8 thoughts on “The Butcher Comes Home!

  1. If being related to Captain John Phillips doesn’t work out for you, I have also written about a different pirate named John Phillips in one of my recent papers on pirates as non-state nations. He was one of the Dread Pirate Roberts’ crew and was hung by the British Admiralty off the coast of Africa after a prefunctory trial, but not before he provided some choice quotes for historians. (And of course, he swore he was innocent of all piratical behaviors, never fired his gun and couldn’t even figure out how to bring it to bear on the opposing vessels, only ransacked ships because he was forced to do so.)

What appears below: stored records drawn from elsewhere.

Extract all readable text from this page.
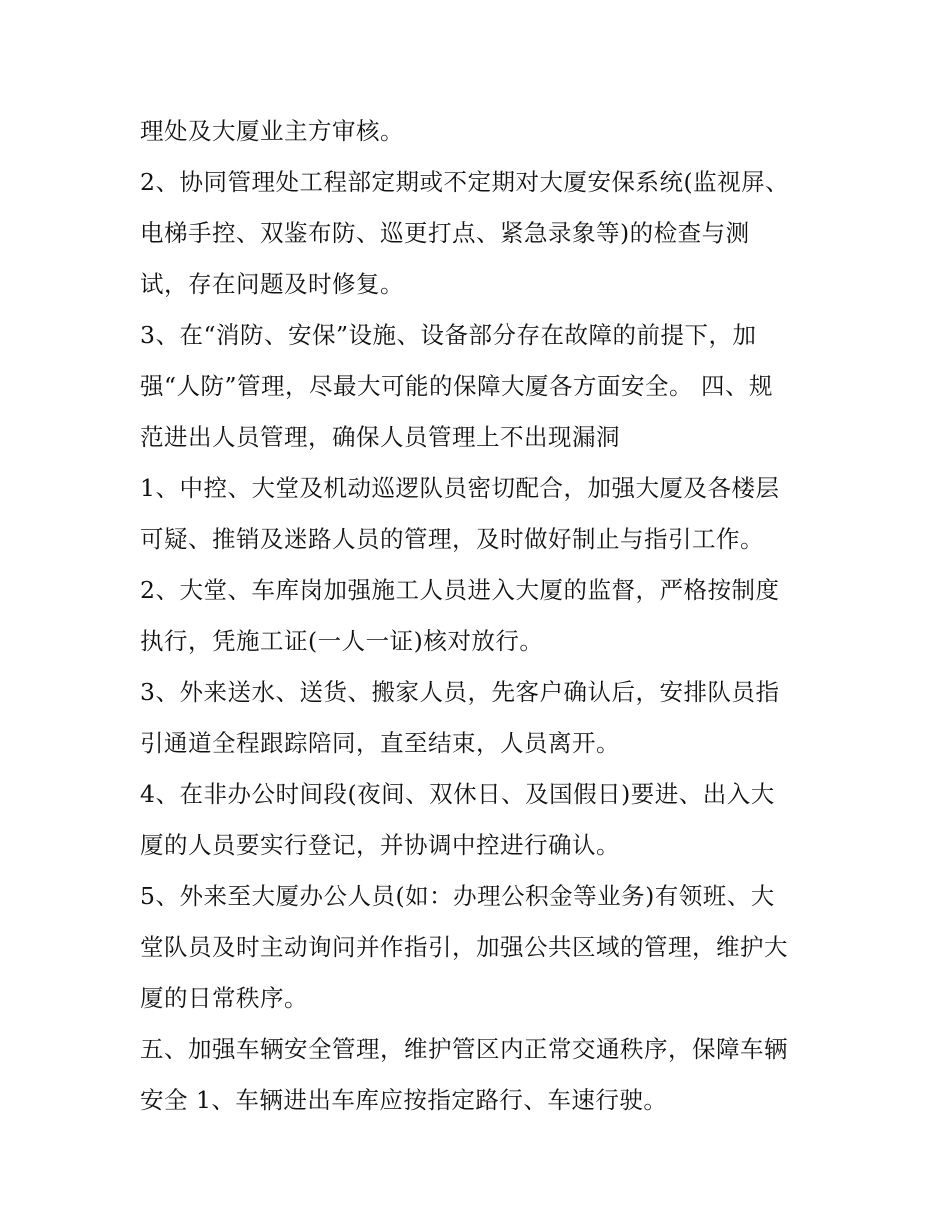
理处及大厦业主方审核。
2、协同管理处工程部定期或不定期对大厦安保系统(监视屏、
电梯手控、双鉴布防、巡更打点、紧急录象等)的检查与测
试，存在问题及时修复。
3、在“消防、安保”设施、设备部分存在故障的前提下，加
强“人防”管理，尽最大可能的保障大厦各方面安全。 四、规
范进出人员管理，确保人员管理上不出现漏洞
1、中控、大堂及机动巡逻队员密切配合，加强大厦及各楼层
可疑、推销及迷路人员的管理，及时做好制止与指引工作。
2、大堂、车库岗加强施工人员进入大厦的监督，严格按制度
执行，凭施工证(一人一证)核对放行。
3、外来送水、送货、搬家人员，先客户确认后，安排队员指
引通道全程跟踪陪同，直至结束，人员离开。
4、在非办公时间段(夜间、双休日、及国假日)要进、出入大
厦的人员要实行登记，并协调中控进行确认。
5、外来至大厦办公人员(如：办理公积金等业务)有领班、大
堂队员及时主动询问并作指引，加强公共区域的管理，维护大
厦的日常秩序。
五、加强车辆安全管理，维护管区内正常交通秩序，保障车辆
安全 1、车辆进出车库应按指定路行、车速行驶。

  2. I just sent you the paper via email. Pirates are surprisingly useful to think about the evolution of the modern state and what makes a nation a nation. It was easy to think of ethnic entities whose states existed transnationally or internationally (Jamaican maroons, the Six Nations) but all of those have/had/would like to exert sovereignty over a specific place even if that place or places don’t have geographic continguity or map inconveniently over other national boundaries. I started to wonder if it was possible to divorce the idea of a nation from terrestrial boundaries and came up with Golden Age pirates. Basically I’m playing around with 18th century notions of nationhood and subjectship (and pirates, being very bad…indeed, the worst…subjects…the extreme outer limits of these concepts). My current research — if I ever can stop grading long enough to do it — is about the (rumored) pirate families of Madagascar and how early 18th century English legal experts attempted to argue that these bi-racial non-resident non-English speaking sons and daughters of freebooters were still…somehow…English subjects and a potential important source of revenue for the British Crown if only they could be taxed. (Takes me into some very interesting discussions of reproductive labor and nationhood…)

  3. Ha ha ha. When you put it that way, it makes me want to chuck everything else I’m working on and just write about the Angry Canoe of Forced Storytime.